Le nouveau Sénat n'est pas un monstre qui se retourne contre son créateur Justin Trudeau. Du moins, pas encore. Pour l'instant, la bête est polie. Quand elle montre les dents, c'est pour faire une demande assez modeste : que l'on réfléchisse bien avant de voter une loi. Et la surabondance de réflexion n'est pas notre principal problème politique...

Si les sénateurs dérangent, c'est parce qu'on n'était pas habitués à ce qu'ils travaillent. Bien sûr, on comprend ceux qui critiquent leur légitimité, mais pour abolir le Sénat, il faut modifier la Constitution, et les provinces le refusent. Il faut donc choisir ce qu'on préfère : un Sénat sur les barbituriques ou un Sénat vigilant.

Tant qu'à avoir une deuxième chambre, aussi bien la rendre utile.

C'est dans ce contexte que Justin Trudeau a proposé une approche audacieuse. Lorsqu'il était dans l'opposition, il a expulsé les sénateurs du caucus libéral, afin de les rendre indépendants malgré eux. Et après son élection, il a réformé le mode de nomination pour que les nouveaux sénateurs soient non partisans.

Pour l'instant, c'est une réussite. Le Sénat a très bien fait son travail de relecture dépassionnée des projets de loi. Les non-élus ont proposé des amendements au quart des projets de loi du gouvernement Trudeau. Même si c'est nettement plus que la moyenne des dernières décennies, cela ne reste que six projets de loi amendés en 18 mois.

Le Sénat n'a donc pas outrepassé son rôle. D'autant que dans la majorité des cas, ses propositions d'amendement ne portaient pas sur des idées partisanes, mais plutôt sur des principes démocratiques qui devraient rallier tous les partis. Les sénateurs ont réagi lorsque le gouvernement menaçait de violer un jugement de la Cour suprême (suicide assisté), violer les compétences du Québec et précariser les consommateurs (protection contre les banques) ou noyer un débat complexe dans un document mammouth (banque de l'infrastructure). Et surtout, chaque fois que la Chambre des communes a rejeté leurs propositions, les sénateurs ont fait ce qu'ils devaient faire : rien. En tant que non-élus, ils ont pris acte de leur faible légitimité en renonçant à bloquer le gouvernement.

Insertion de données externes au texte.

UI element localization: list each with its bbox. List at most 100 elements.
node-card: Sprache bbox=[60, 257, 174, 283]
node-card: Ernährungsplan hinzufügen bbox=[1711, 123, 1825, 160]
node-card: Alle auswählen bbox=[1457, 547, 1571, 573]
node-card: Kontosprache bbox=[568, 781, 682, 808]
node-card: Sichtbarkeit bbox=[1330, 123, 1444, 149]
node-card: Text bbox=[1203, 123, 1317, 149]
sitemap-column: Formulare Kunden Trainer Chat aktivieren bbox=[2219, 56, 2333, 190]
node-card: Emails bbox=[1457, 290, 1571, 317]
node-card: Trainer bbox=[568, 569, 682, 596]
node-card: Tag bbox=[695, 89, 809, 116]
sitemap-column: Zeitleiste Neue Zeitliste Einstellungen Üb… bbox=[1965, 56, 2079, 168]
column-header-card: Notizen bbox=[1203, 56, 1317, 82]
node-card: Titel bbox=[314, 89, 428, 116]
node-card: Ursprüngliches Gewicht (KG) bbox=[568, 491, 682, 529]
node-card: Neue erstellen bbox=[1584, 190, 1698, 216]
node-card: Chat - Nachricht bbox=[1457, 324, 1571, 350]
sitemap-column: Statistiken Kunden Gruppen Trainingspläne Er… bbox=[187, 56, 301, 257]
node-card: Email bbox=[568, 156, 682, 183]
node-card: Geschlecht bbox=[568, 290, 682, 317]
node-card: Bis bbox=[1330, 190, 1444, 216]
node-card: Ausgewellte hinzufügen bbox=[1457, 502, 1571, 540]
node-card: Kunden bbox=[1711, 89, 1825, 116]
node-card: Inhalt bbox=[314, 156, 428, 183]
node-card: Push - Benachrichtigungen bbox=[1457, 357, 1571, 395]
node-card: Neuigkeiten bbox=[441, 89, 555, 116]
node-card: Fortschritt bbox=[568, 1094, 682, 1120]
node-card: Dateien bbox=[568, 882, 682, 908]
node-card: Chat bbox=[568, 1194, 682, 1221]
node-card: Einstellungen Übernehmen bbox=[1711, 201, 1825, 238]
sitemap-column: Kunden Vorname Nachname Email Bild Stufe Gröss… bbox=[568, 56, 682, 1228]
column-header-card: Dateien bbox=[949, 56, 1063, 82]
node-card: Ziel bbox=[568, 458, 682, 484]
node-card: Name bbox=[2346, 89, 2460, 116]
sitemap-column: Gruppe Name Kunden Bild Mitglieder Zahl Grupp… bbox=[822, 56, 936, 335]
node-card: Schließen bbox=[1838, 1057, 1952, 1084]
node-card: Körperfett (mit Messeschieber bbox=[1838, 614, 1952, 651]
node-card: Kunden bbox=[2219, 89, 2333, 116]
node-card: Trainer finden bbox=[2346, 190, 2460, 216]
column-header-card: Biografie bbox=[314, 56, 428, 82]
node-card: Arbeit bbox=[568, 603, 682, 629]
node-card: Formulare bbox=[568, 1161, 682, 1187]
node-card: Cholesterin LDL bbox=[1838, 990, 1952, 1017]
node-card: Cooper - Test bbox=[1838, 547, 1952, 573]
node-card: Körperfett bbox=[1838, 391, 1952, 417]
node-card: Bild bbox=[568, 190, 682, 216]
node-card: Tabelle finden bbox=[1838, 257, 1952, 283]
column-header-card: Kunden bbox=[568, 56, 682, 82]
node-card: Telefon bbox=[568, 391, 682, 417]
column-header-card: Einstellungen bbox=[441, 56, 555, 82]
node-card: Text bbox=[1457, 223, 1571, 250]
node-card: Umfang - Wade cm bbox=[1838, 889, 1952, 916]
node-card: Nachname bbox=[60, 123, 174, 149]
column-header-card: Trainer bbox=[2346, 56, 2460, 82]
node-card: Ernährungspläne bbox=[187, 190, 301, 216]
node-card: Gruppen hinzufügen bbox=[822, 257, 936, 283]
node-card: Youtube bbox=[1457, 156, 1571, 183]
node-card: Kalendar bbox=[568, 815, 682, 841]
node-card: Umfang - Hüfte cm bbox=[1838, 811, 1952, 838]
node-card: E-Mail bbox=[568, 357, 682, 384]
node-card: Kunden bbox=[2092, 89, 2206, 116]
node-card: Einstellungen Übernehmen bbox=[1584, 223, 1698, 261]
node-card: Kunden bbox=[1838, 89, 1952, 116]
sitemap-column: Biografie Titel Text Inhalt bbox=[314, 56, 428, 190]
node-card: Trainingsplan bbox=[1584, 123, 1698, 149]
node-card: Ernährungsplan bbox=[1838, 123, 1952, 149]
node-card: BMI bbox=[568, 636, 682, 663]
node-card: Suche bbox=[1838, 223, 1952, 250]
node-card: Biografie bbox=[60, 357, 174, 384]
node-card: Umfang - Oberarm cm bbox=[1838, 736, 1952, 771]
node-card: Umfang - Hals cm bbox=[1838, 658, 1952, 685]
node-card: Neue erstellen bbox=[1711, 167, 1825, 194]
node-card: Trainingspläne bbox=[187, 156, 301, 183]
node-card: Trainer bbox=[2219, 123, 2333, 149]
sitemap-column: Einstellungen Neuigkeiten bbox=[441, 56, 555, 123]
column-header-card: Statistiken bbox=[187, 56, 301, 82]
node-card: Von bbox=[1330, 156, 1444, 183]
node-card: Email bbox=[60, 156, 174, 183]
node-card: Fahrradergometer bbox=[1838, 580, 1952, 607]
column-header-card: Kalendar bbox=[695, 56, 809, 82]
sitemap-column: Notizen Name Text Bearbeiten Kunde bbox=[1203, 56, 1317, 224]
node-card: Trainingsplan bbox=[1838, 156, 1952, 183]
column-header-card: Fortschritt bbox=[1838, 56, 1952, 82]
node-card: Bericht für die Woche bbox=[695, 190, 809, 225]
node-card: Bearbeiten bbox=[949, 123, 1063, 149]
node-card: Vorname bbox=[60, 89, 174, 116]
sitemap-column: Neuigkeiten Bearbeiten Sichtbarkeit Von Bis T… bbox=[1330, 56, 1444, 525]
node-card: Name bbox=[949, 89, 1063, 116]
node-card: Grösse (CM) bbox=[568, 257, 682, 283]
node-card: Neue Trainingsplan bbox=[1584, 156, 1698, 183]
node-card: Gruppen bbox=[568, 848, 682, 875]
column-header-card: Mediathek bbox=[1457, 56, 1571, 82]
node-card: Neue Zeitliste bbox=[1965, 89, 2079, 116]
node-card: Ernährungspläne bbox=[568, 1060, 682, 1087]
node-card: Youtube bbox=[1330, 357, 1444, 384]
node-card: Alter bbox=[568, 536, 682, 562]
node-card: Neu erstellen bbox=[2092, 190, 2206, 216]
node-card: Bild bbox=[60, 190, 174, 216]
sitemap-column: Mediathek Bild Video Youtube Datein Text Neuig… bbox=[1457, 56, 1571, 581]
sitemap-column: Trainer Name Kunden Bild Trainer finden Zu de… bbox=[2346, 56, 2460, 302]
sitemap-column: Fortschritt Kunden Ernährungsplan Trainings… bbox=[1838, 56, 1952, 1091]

Pour l'instant. Quelques nuages se pointent toutefois à l'horizon. Dans les prochains mois, 11 postes de sénateurs devront être pourvus. Au terme de ces nominations, les indépendants deviendront majoritaires. Or, il n'existe pas de norme claire pour savoir comment cette nouvelle cohorte doit se comporter face aux élus. Et on sait que certains sénateurs conservateurs et libéraux amers de leur expulsion n'ont pas particulièrement envie que la réforme de M. Trudeau fonctionne...

Les sénateurs devront s'autodiscipliner. Ils devront éviter de faire du zèle en amendant trop de projets de loi en fonction de leurs valeurs personnelles, car ils ne sont ni élus ni redevables à la population.

Ce rôle revient au gouvernement responsable. Et, on le répète, ils devront éviter de bloquer un projet de loi, comme ils semblent eux-mêmes l'avoir bien compris.

Cela dit, il n'y a rien de neuf dans ces débats. La légitimité du Sénat est remise en question depuis les débuts de la Confédération, et la nomination de sénateurs partisans n'empêchait pas les dérapages. Au contraire, il pouvait les encourager - la plus récente crise remonte au gouvernement Mulroney, où les sénateurs libéraux bloquaient la taxe de vente conservatrice. M. Mulroney avait dû nommer d'urgence huit sénateurs conservateurs pour sauver son projet de loi. Ajoutons que dans la dernière année, les sénateurs indépendants ont voté plus souvent avec le gouvernement que leurs collègues libéraux ou conservateurs.

Si le nouveau Sénat empêche le gouvernement Trudeau d'adopter son programme, il remettra lui-même en question sa pertinence, qui est déjà suspecte auprès d'une bonne partie de la population. Cette menace de mort continuera de lui imposer une certaine prudence.

Car on doit se rendre à l'évidence : à ce jour, même si cela ne plaît pas toujours à M. Trudeau, son pari fonctionne.